Home TRUTH + The History Of Maa Kamakhya: A Lesson On Denouncing Menstruation-Based Stigma?

The History Of Maa Kamakhya: A Lesson On Denouncing Menstruation-Based Stigma?

The 75 years of Indian Independence have marked a milestone of joy and hope for Indians with an array of dreams and goals to achieve – however, is this growth and futuristic outlook free of exclusivity and stigmatization? Women in India are still on the lookout for equity and equality in opportunities with an added layer of removing stigmatization which is still part and parcel of daily life in the country. Amidst the various layers of stigmatization that yield its impact on the lives of women, one of the most common forms is based on ‘menstruation’. Menstruation, a characteristic of a woman’s anatomy that occurs in a monthly cycle, has been seen and associated with a sense of pollution to the extent that the ‘bleeding’ is called ‘impure’. Menstruation alone is a crucial factor resulting in 71% dropouts among adolescent girls in India reported a UNICEF study while a report by Dasra, an NGO, in 2019 said 23 million girls drop out annually due to the non-availability of menstrual hygiene facilities.

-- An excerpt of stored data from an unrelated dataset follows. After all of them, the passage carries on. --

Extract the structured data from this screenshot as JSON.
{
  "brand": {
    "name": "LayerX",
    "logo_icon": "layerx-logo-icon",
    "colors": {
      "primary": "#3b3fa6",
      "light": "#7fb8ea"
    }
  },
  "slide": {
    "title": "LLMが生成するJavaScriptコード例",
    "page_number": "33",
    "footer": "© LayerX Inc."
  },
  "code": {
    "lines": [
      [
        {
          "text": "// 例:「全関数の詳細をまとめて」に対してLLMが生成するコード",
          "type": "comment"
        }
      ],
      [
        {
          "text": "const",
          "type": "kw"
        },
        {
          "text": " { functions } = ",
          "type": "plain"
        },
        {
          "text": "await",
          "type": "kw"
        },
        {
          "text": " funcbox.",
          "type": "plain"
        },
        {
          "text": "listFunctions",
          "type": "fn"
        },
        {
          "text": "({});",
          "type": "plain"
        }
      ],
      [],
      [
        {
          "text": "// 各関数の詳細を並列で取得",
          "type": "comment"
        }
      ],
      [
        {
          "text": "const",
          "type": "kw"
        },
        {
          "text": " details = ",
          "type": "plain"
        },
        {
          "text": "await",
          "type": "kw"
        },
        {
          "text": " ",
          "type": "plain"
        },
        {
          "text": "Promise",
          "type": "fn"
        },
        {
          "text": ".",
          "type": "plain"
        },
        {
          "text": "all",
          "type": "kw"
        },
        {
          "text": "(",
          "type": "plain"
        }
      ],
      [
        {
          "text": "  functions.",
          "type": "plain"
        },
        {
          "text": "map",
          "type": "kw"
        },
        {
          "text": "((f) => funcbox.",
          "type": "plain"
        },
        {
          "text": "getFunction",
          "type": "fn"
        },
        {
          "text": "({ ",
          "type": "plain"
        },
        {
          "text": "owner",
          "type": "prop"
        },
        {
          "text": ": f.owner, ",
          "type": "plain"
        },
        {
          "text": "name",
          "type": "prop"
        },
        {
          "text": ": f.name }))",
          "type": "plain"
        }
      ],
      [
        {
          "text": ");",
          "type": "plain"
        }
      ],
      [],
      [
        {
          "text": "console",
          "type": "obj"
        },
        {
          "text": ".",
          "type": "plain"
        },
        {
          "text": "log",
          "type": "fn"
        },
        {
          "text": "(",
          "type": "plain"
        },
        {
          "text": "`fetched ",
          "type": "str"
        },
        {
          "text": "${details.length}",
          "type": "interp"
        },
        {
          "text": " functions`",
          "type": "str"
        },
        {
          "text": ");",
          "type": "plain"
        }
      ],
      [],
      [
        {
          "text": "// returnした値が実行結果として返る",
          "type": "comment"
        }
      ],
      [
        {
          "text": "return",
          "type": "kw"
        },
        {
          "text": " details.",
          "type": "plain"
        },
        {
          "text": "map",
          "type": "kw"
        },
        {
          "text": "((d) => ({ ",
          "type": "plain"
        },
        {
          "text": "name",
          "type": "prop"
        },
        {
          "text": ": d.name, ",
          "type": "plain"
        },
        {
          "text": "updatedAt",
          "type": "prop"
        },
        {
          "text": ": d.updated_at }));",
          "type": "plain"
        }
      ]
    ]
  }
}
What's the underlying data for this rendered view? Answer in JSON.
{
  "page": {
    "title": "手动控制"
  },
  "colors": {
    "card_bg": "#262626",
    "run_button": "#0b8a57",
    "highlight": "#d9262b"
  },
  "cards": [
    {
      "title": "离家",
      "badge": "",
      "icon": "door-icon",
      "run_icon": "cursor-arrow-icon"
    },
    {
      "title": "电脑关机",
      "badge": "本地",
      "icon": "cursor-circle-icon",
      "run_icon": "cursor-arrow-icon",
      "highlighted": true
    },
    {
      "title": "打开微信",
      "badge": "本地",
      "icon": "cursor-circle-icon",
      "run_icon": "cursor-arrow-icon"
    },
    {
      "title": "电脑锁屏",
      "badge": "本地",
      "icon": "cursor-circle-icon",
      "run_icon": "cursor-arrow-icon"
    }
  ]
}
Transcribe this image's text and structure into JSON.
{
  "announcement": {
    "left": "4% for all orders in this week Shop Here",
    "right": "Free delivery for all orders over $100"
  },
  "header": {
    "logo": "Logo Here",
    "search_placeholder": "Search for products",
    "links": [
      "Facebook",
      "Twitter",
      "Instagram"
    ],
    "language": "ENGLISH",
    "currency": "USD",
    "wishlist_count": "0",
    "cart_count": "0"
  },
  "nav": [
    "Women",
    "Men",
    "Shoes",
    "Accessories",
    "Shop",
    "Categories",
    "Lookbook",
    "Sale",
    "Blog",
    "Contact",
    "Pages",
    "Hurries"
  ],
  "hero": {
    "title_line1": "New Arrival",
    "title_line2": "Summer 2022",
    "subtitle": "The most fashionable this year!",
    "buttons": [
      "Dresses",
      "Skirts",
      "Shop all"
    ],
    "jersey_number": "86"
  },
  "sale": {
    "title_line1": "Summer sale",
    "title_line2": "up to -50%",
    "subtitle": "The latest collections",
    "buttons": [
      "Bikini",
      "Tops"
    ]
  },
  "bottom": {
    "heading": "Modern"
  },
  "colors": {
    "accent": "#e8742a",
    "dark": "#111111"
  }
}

Bridging the conversation to ancient folklore that manifests itself in the form of a renowned temple in the state of Assam today, Maa Kamakhya, as the state of Assam fondly refers to it, stands as an antithesis to religious idealism of purity and pollution. Situated on the Nilachal hill, the historical timeline of the temple is debated upon the basis of numerous religious texts. One view advocates for the theory that the Koch King Biswa Singha, rebuilt the temple around 1553-54 after it was supposedly destroyed by natural calamities. Afterwards, Kalapahar, a Muslim invader, is believed to have destroyed the temple but numerous scholars refute this theory and relate the cause to some natural calamities. The Koch King Naranarayana, the successor of King Biswa Singha, visited this place with his brother Chilarai, and they supposedly found the temple in complete ruins. Narayana renovated the temple in 1565 A.D and gave royal patronage to the temple.

The great earthquake of 1897 A.D. supposedly caused some damage to the main temple as well as mutilated the domes of some other temples of Maa Kamakhya. Fortunately, the royal court of Kochbihar is said to have donated a hefty amount for the repair of the temple.

However, the tale of Maa Kamakhya is not only limited to that of mythological history and traces of a great kingdom of the revered Ahoms – the Kamakhya temple for many scholars is a modern ideal from an ancient past. The scholar Jawahar Sircar puts it across as a reality check, “While blind veneration of whatever is old is certainly neither logical nor desirable, let us acknowledge that in some respects our ancients were far more modern.” The Kamakhya temple is one without an idol and one that goes beyond taboo – the priests worship the genitalia of Sati which, as the tale goes, fell at the site of the temple making it one of the revered ‘Shaktipeeths’. The practice of idol worship – common to the Hindu religion – is absent in Kamakhya temple as devotees descend a set of stairs in a dark cave below ground level wherein lies a stone or the revered ‘vulva’.

Unlike the practice in India where menstruation is seen as a taboo and the woman is forced into isolation, the state of Assam celebrates the menstruation period in what is called ‘Ambubachi Mela’. “During Ambubachi (July-August), after the first burst of the monsoon, a great ceremony takes place, for the water runs red with iron oxide, and the ritual drink is symbolic of the rajas or ritu of the Devi, her menstrual blood,” writes Ajit Mookerjee in Kali: The Feminine Force. In addition, numerous devotees throng the temple premises in large numbers and await the doors of the temple to be opened on the fourth day of the festival – which raises the question, how modern is the practice of ‘Ambubachi’ or is it the reiteration of the ancient belief of a menstruating woman being impure? 

Maa Kamakhya is kept confined and distant from her devotees for a period of 3-days after which the premises are cleaned and the goddess is bathed – a sign of a return to being in the purist state of being. However, to not take away from the positive angle associated with Maa Kamakhya temple – the idea of accepting menstruation as a human anatomical process and accepting that no individual has any right or requirement to pass their value judgements on the same has the potential to yield a reality of non-stigmatisation.